Ad esempio per reazione con gli isocianati si possono ottenere in modo facile e pulito il 2,3-diidro-5H-ossazolo[2,3-b]chinazolin-5-one ed il 3,4-diidro-2H,6H-[1,3]ossazino[2,3-b]chinazolin-6-one. Facendola, invece, reagire con acetilenedicarbossilati si ottengono 1,4-benzodiazepin-3,5-dioni. L'interesse sintetico di norma verte verso la sintesi di 1,4-benzodiazepine...
Nulla toglie che, previa protezione dell'NH2, si possa lavorare sul CONH2 modificandolo...

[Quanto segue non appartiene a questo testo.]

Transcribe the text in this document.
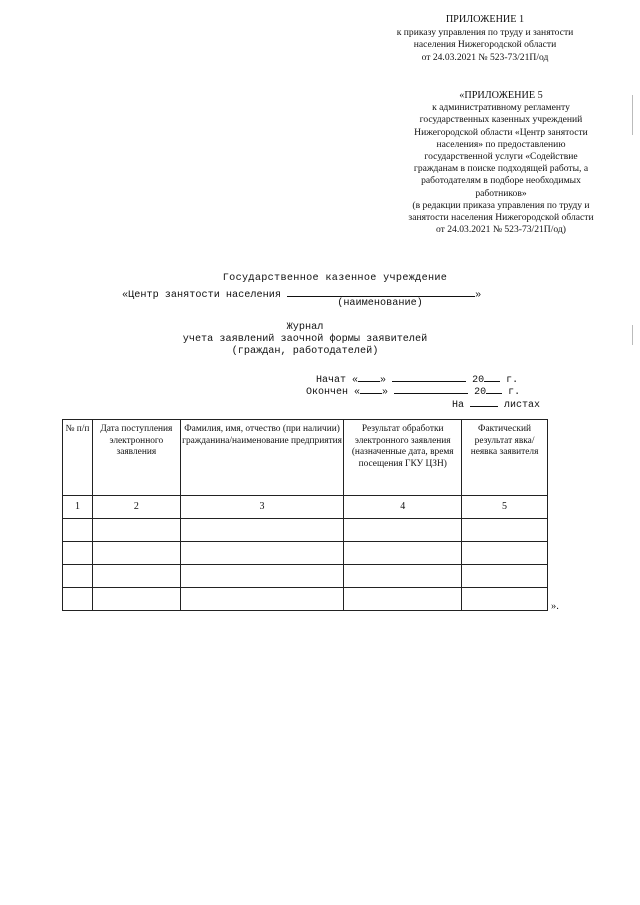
ПРИЛОЖЕНИЕ 1
к приказу управления по труду и занятости
населения Нижегородской области
от 24.03.2021 № 523-73/21П/од
«ПРИЛОЖЕНИЕ 5
к административному регламенту
государственных казенных учреждений
Нижегородской области «Центр занятости
населения» по предоставлению
государственной услуги «Содействие
гражданам в поиске подходящей работы, а
работодателям в подборе необходимых
работников»
(в редакции приказа управления по труду и
занятости населения Нижегородской области
от 24.03.2021 № 523-73/21П/од)
Государственное казенное учреждение
«Центр занятости населения	»
(наименование)
Журнал
учета заявлений заочной формы заявителей
(граждан, работодателей)
Начат « »	20 г.
Окончен « »	20 г.
На	листах
№ п/п	Дата поступления электронного заявления	Фамилия, имя, отчество (при наличии) гражданина/наименование предприятия	Результат обработки электронного заявления (назначенные дата, время посещения ГКУ ЦЗН)	Фактический результат явка/неявка заявителя
1	2	3	4	5

».
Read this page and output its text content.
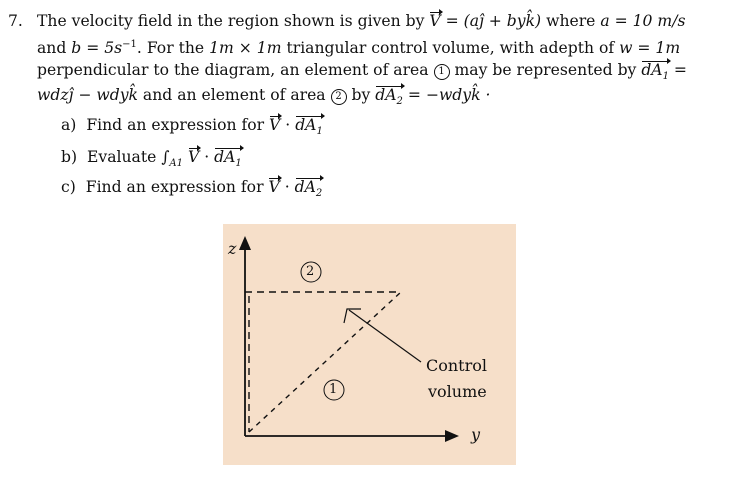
7. The velocity field in the region shown is given by V = (aĵ + byk̂) where a = 10 m/s
and $b = 5s^{-1}$. For the 1m × 1m triangular control volume, with adepth of w = 1m
perpendicular to the diagram, an element of area 1 may be represented by $dA_1$ =
wdzĵ − wdyk̂ and an element of area 2 by $dA_2$ = −wdyk̂ ·
a) Find an expression for $V \cdot dA_1$
b) Evaluate $\int_{A1}$ $V \cdot dA_1$
c) Find an expression for $V \cdot dA_2$
z
y
2
1
Control
volume
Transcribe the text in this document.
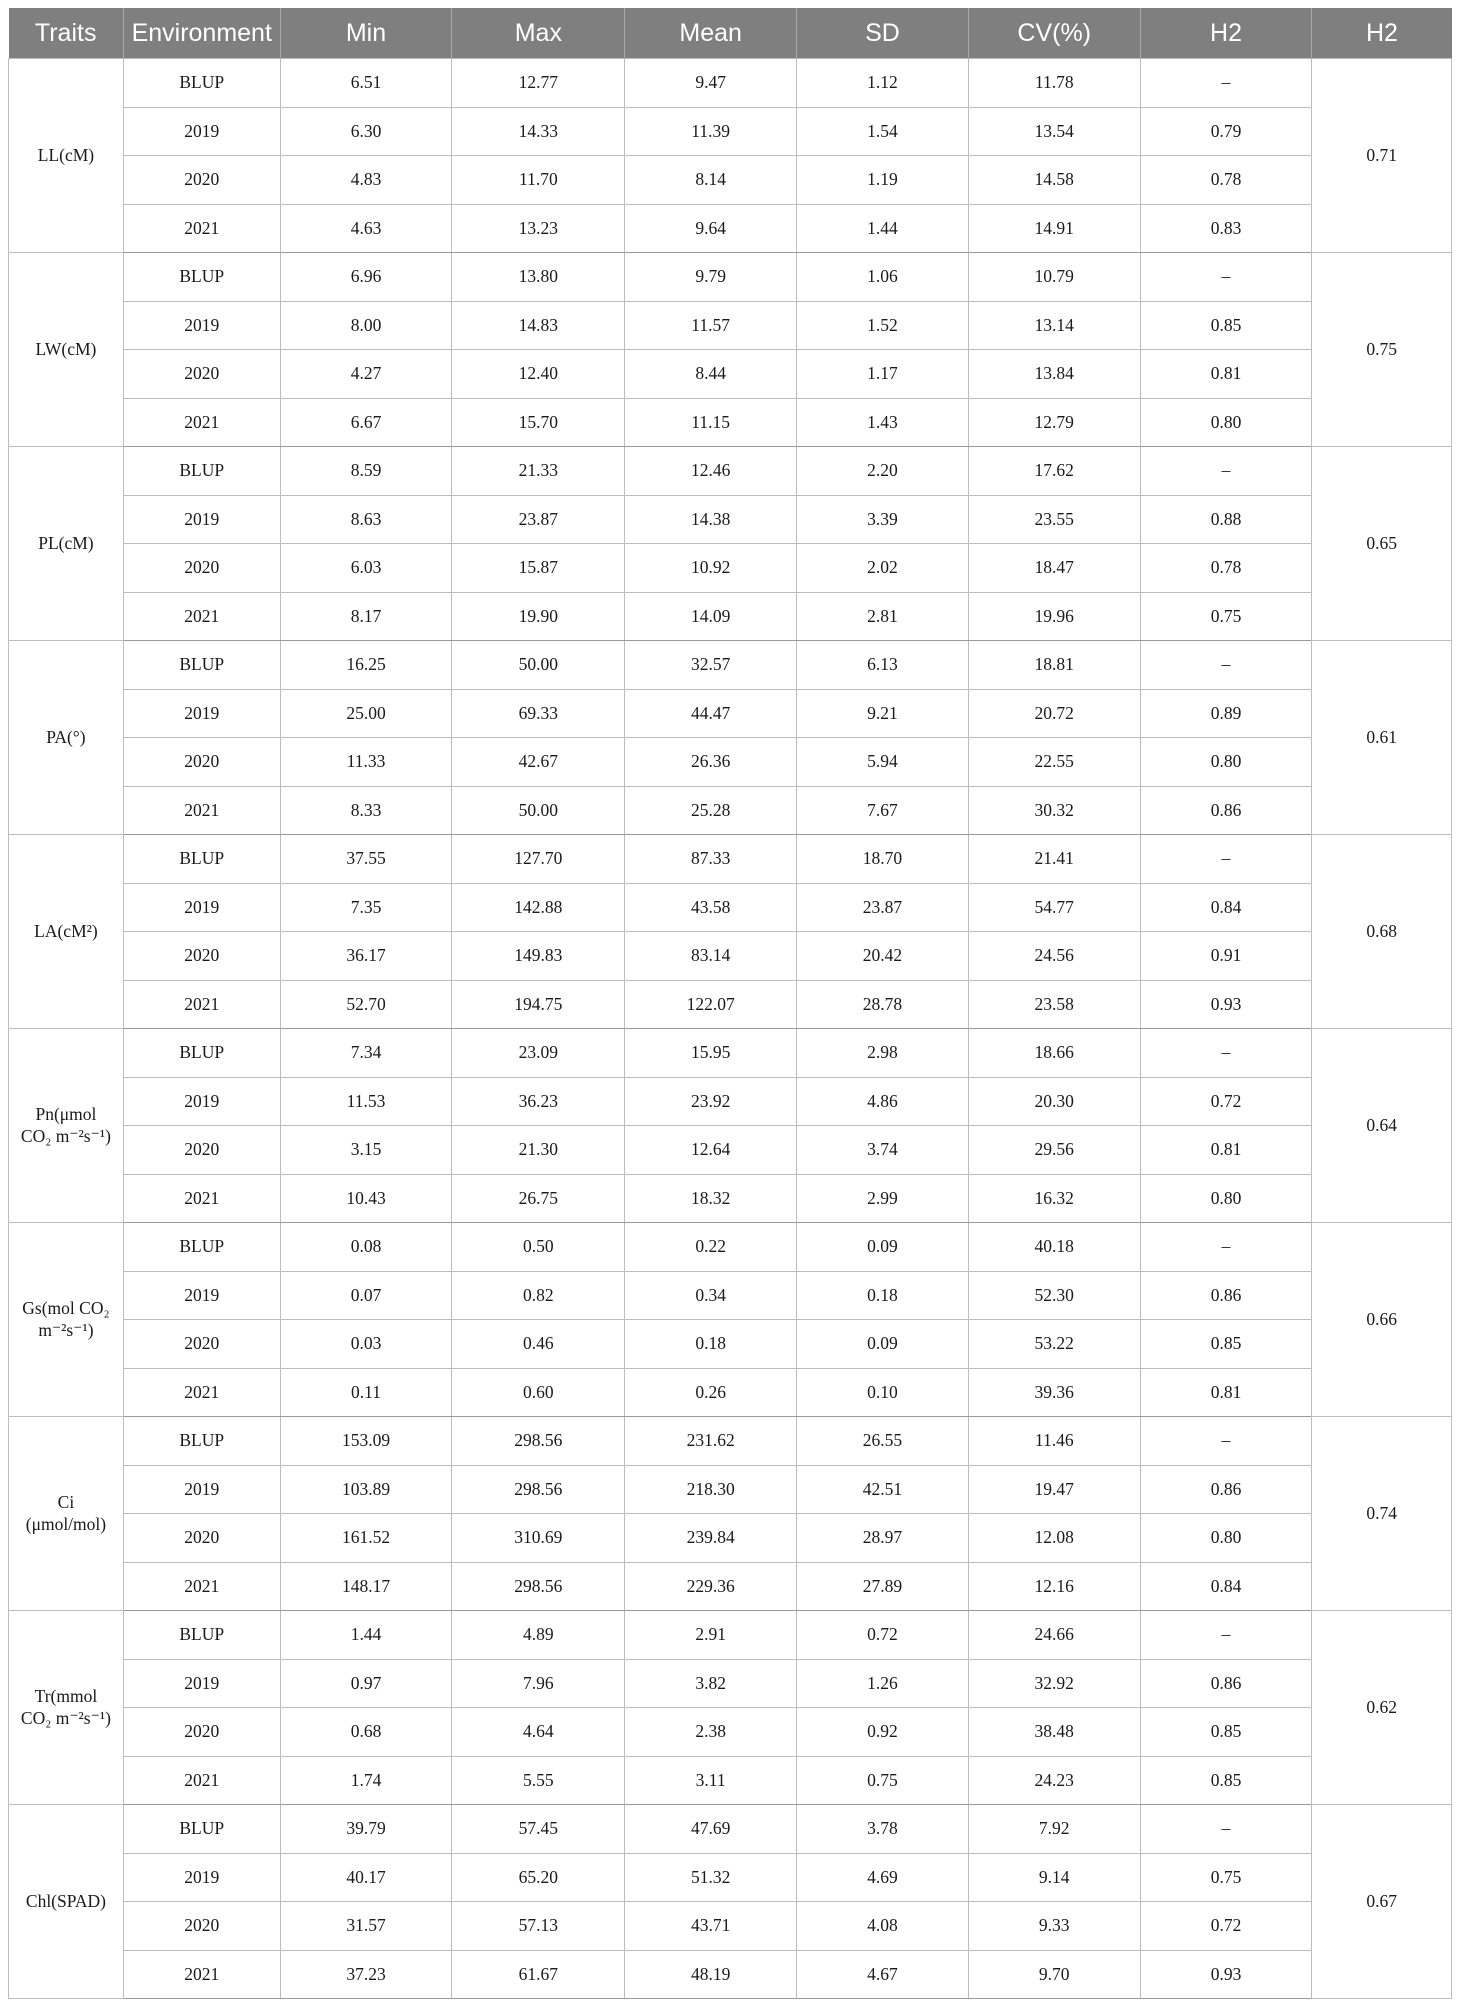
Traits	Environment	Min	Max	Mean	SD	CV(%)	H2	H2
LL(cM)	BLUP	6.51	12.77	9.47	1.12	11.78	–	0.71
	2019	6.30	14.33	11.39	1.54	13.54	0.79	
	2020	4.83	11.70	8.14	1.19	14.58	0.78	
	2021	4.63	13.23	9.64	1.44	14.91	0.83	
LW(cM)	BLUP	6.96	13.80	9.79	1.06	10.79	–	0.75
	2019	8.00	14.83	11.57	1.52	13.14	0.85	
	2020	4.27	12.40	8.44	1.17	13.84	0.81	
	2021	6.67	15.70	11.15	1.43	12.79	0.80	
PL(cM)	BLUP	8.59	21.33	12.46	2.20	17.62	–	0.65
	2019	8.63	23.87	14.38	3.39	23.55	0.88	
	2020	6.03	15.87	10.92	2.02	18.47	0.78	
	2021	8.17	19.90	14.09	2.81	19.96	0.75	
PA(°)	BLUP	16.25	50.00	32.57	6.13	18.81	–	0.61
	2019	25.00	69.33	44.47	9.21	20.72	0.89	
	2020	11.33	42.67	26.36	5.94	22.55	0.80	
	2021	8.33	50.00	25.28	7.67	30.32	0.86	
LA(cM²)	BLUP	37.55	127.70	87.33	18.70	21.41	–	0.68
	2019	7.35	142.88	43.58	23.87	54.77	0.84	
	2020	36.17	149.83	83.14	20.42	24.56	0.91	
	2021	52.70	194.75	122.07	28.78	23.58	0.93	
Pn(μmol
CO₂ m⁻²s⁻¹)	BLUP	7.34	23.09	15.95	2.98	18.66	–	0.64
	2019	11.53	36.23	23.92	4.86	20.30	0.72	
	2020	3.15	21.30	12.64	3.74	29.56	0.81	
	2021	10.43	26.75	18.32	2.99	16.32	0.80	
Gs(mol CO₂
m⁻²s⁻¹)	BLUP	0.08	0.50	0.22	0.09	40.18	–	0.66
	2019	0.07	0.82	0.34	0.18	52.30	0.86	
	2020	0.03	0.46	0.18	0.09	53.22	0.85	
	2021	0.11	0.60	0.26	0.10	39.36	0.81	
Ci
(μmol/mol)	BLUP	153.09	298.56	231.62	26.55	11.46	–	0.74
	2019	103.89	298.56	218.30	42.51	19.47	0.86	
	2020	161.52	310.69	239.84	28.97	12.08	0.80	
	2021	148.17	298.56	229.36	27.89	12.16	0.84	
Tr(mmol
CO₂ m⁻²s⁻¹)	BLUP	1.44	4.89	2.91	0.72	24.66	–	0.62
	2019	0.97	7.96	3.82	1.26	32.92	0.86	
	2020	0.68	4.64	2.38	0.92	38.48	0.85	
	2021	1.74	5.55	3.11	0.75	24.23	0.85	
Chl(SPAD)	BLUP	39.79	57.45	47.69	3.78	7.92	–	0.67
	2019	40.17	65.20	51.32	4.69	9.14	0.75	
	2020	31.57	57.13	43.71	4.08	9.33	0.72	
	2021	37.23	61.67	48.19	4.67	9.70	0.93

Oppure potresti usarla come ligando per fare complessi con metalli di transizione... Ad esempio esistono clorocomplessi di cobalto(II) e rame(II) che hanno come ligando l'antranilammide.
Penso possa valere la pena di provare a trattare del cobalto(II) o del rame(II) cloruro con l'antranilammide in soluzione acquosa. Penso ne verrebbero fuori complessi interessanti, magari con colori carini :-D

Potresti provare questa preparazione: Rame(II) acetato tetraidrate (0.01 mol) è stato dissolto in etanolo (100 mL) in un pallone a tre colli a fondo tondo da 500 mL e scaldato sotto costante agitazione a 40 °C. L'antranilammide (0.02 mol) è stata dissolta in etanolo (50 mL) ed aggiunta goccia a goccia alla soluzione sotto costante agitazione, per un periodo di 15 minuti. Il precipitato risultante è stato filtrato e lavato con tre porzioni di etanolo (3 x 50 mL) a dare un solido verde chiaro (resa 92%) che ha un m.p. maggiore di 230 °C.
L'analisi elementale calcolata per C22H33N4O10Cu2 (cioè un dimero, che contiene una molecola di acqua ed una molecola di etanolo di cristallizzazione) ha dato 40.93% C, 5.11% H, 8.68% N; trovata 41.35% C, 4.44% H, 8.57% N.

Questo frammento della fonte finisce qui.